Hmm... You might be right! Why not just rank using the sharpe ratio indeed? I will ponder this question tonight... Thanks, nice to hear some re-assurance. I see where you're going with your question. Good one. I have 6 CPUs doing the math on rigorous high-detail back/fwdtesting tick data. Once they're done in 10-20 days i'll let you know the answer. Let alone 1+2, how about 10? Scaling combinatorics to the rescue.
Good luck with the computations. Don't be so frugal to think in terms of combinations (ie, pls sir - how many systems can I have out of n?), think of it as a greedy problem (ie, what's the most I can have)
There are many versions and variations of CLT. The requirements of identical distribution are the "weak" constraints where the "independency" is the strong constraint. CLT will work in most cases for any large number of independent variables regardless of their distributions. However, the OP cannot use none of the mentioned above calculations in order to have any confidence in the result due to incredibly small sample size. It does not comply with the âstatistically significantâ set size requirements.

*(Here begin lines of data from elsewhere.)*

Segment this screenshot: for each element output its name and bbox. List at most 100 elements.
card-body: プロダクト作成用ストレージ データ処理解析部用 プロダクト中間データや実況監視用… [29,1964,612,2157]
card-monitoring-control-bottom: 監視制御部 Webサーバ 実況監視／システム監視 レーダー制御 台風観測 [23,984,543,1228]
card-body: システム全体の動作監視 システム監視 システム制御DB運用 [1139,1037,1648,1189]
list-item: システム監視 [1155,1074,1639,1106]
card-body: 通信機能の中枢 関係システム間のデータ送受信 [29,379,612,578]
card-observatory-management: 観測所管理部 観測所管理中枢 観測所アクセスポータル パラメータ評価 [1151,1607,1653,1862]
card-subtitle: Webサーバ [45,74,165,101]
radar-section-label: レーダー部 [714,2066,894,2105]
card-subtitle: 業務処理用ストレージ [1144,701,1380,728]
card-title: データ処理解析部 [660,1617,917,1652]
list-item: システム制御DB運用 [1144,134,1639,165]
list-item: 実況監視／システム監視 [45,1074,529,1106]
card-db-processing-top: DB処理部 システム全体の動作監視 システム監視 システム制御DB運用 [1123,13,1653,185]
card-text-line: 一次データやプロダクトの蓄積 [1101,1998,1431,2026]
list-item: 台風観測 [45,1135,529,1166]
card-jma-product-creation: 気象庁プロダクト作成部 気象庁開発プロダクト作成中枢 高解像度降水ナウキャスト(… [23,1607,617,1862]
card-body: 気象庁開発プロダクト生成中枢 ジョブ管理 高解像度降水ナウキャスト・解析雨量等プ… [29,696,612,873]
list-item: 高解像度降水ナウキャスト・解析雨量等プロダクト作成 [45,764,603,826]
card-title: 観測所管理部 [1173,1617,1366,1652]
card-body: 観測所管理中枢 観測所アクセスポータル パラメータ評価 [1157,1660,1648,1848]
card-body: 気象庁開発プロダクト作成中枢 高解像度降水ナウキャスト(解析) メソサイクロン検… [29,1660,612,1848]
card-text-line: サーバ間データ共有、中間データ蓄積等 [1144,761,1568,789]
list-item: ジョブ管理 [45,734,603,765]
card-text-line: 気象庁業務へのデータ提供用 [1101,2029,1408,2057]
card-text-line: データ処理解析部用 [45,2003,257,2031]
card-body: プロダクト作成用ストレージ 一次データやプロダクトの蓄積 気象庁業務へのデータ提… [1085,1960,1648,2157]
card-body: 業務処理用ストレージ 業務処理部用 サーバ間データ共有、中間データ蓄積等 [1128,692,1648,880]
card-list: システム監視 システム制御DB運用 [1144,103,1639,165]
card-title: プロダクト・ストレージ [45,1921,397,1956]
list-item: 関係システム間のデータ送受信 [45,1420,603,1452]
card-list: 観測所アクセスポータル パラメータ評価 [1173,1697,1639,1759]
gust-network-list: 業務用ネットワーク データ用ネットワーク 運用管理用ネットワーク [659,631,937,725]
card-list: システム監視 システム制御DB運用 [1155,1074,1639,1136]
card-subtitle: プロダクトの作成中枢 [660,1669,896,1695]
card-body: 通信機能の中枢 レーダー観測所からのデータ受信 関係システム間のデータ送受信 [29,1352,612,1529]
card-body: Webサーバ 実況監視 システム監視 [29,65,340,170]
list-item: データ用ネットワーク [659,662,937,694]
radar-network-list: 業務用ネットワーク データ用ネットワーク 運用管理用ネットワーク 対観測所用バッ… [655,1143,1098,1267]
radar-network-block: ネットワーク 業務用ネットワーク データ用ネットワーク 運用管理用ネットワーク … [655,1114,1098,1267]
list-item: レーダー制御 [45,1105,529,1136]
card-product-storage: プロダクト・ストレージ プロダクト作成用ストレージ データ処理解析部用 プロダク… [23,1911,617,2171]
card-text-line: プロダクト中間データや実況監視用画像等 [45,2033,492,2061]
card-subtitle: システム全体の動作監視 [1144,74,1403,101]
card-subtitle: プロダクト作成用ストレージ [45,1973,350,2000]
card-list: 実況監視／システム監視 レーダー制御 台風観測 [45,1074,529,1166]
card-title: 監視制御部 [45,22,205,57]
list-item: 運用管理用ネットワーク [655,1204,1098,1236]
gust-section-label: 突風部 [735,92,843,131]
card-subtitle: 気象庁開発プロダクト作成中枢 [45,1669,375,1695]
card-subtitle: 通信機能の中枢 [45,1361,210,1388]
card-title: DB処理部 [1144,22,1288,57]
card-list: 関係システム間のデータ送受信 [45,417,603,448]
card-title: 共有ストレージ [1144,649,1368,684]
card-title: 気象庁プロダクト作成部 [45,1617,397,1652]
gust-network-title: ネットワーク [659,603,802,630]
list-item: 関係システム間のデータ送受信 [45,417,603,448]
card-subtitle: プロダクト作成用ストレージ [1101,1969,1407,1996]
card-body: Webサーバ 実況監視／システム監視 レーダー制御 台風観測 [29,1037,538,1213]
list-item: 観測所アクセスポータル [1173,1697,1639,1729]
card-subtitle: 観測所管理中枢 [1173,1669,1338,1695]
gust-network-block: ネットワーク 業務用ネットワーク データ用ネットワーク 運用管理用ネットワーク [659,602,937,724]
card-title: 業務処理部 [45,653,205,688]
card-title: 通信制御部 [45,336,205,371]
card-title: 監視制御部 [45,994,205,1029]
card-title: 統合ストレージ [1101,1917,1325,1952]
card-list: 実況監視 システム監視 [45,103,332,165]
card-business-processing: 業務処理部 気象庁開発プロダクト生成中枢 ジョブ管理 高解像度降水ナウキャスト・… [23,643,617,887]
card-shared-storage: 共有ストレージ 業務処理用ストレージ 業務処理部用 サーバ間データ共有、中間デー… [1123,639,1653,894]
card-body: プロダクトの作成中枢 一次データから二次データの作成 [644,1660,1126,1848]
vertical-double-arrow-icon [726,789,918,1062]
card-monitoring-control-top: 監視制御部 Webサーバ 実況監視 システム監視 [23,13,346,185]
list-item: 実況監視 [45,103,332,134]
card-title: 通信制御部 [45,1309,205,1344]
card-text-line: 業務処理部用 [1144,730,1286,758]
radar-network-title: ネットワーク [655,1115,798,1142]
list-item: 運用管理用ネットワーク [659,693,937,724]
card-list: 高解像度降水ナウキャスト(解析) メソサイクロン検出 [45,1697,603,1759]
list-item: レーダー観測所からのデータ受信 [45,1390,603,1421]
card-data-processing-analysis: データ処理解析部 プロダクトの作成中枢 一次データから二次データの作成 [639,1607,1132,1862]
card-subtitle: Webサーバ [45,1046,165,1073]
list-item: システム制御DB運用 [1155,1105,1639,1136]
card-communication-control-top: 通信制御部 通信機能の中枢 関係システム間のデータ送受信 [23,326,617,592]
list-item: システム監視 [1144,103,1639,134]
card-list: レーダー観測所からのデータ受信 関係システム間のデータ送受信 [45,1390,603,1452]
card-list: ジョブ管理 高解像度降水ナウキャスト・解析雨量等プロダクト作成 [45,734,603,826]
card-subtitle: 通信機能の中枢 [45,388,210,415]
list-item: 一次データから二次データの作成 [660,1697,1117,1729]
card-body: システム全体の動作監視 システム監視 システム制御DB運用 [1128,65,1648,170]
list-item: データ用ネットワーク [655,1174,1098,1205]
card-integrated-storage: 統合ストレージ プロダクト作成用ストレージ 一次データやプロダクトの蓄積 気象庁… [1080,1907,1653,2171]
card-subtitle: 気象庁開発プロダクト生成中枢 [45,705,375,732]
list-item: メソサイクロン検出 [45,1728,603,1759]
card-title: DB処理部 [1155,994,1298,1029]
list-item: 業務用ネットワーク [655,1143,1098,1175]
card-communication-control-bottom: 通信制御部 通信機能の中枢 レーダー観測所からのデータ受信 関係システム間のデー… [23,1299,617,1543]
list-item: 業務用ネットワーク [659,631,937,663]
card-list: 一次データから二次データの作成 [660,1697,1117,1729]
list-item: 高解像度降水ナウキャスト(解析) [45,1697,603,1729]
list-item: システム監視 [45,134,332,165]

True - there are many relaxed versions of CLT - even when there's weak dependence in the observations... In any case, CLT also makes a statement about the distribution of the mean of a set of observations; It doesn't make a statement about the distribution of the observations themselves.
Hey there, as always when we don't know much about the underlying pd the bootstrap approach suits pretty good. In your example you would simulate say 1000 realisations of 5 future days for each strategy, (that is out of your 5 realisations you randomly draw 5 with repetations, this assumes they have all the same probability and there's no correlation in-between the days which is absent of any other informations the best guess). then you take the fraction of realisations with >10 as an estimator of the true value. I am not at home right know but using an excel spreadsheet or some statistics programm this should be pretty easy to do. And results are more or less as good as you can get it abscent of more information on the nature of the trading system and its returns.
The only condition for CLT I know of (it's been a long time if you don't mind) is that the random variables are independent: P(X1\X2) = X1 I am not sure about identically distributed and I do not recal this affects the CLT.
It's an interesting discussion on CLT etc, but I'm wondering if perhaps the more salient point is that pulling 5 salmon out of the ocean on a Tuesday in September tells you virtually nothing about what else is swimming beneath the surface.
The identical part is part of the classical CLT (http://en.wikipedia.org/wiki/Central_limit_theorem#Classical_CLT). Like the other fella said, this is the weaker condition that can be removed given a few other conditions.
Shrug... when bother unless there's some higher order structure in the returns that you want to simulate? Otherwise, it's the same as calculating the conditionals.
yes, thats right, I'm just a big fan of bootstrap i mean it may take 5 min to do it in excel and get a good idea of the underlying distribution (plot), while to calculate the conditionals you need a bit more practice... ie. how to use a statistics software.